The boundary between indigenous communities and settler society will be explored during a symposium this Thursday and Friday presented by the Oregon Humanities Center’s Indigenous Philosophies Research Interest Group.
The symposium, “Colonial and Decolonial Connections,” takes place April 30 and May 1 at several campus locations. All events are free and open to the public.
The boundary between indigenous people and settlers is a contested site of social and political conflict, cultural revitalization, identity formation and resistance. The symposium will explore gendered and national identity in Hawaii, contestations of settler “domesticity” in Native American writing, and climate justice at the intersection of indigenous communities and settler society.
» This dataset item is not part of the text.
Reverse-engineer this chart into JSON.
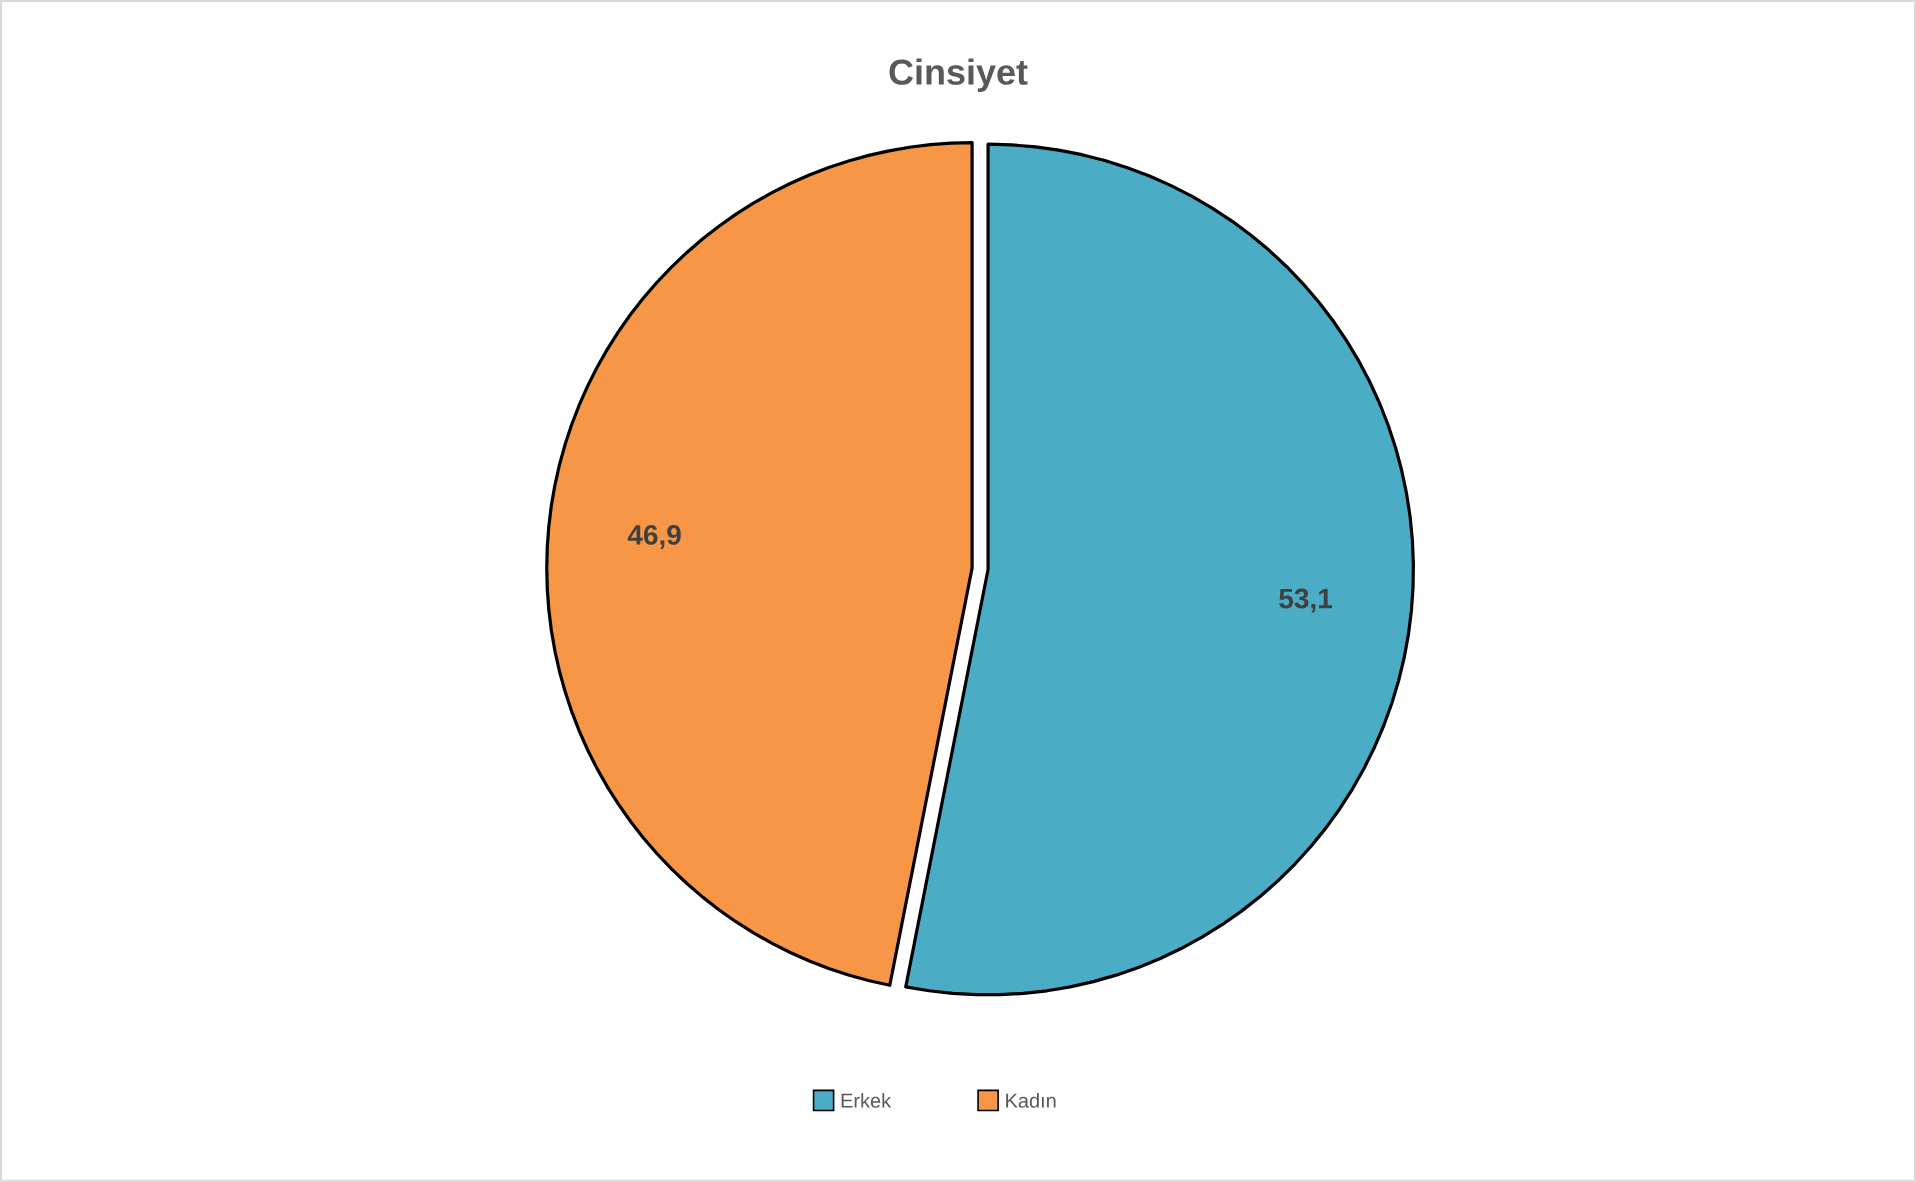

Three visiting scholars will give presentations as part of the symposium. Ty P. Kawika Tengan, professor of anthropology at the University of Hawaii at Manoa, will participate in a “staged conversation” on “Native Men Remade: Gender and Nation in Contemporary Hawaii” at 3 p.m. Thursday in the Knight Library Browsing Room.
On Thursday at 7 p.m. Beth Piatote, associate professor of ethnic studies and Native American studies at the University of California, Berkeley, will give a reading at the Many Nations Longhouse. Then on Friday at 1 p.m. in Room 145 Straub Hall, Piatote will participate in a staged conversation titled “Contested Domesticities: Love, Literature, and the Legal Imaginary.”
Also on Friday from 4 p.m. to 5:30 p.m., Kyle Powys Whyte, professor of philosophy at Michigan State University and a faculty member of the environmental philosophy and ethics graduate concentration, will participate in a final staged conversation, “Structures of Settler Colonialism, Climate Justice, and Indigenous Planning.”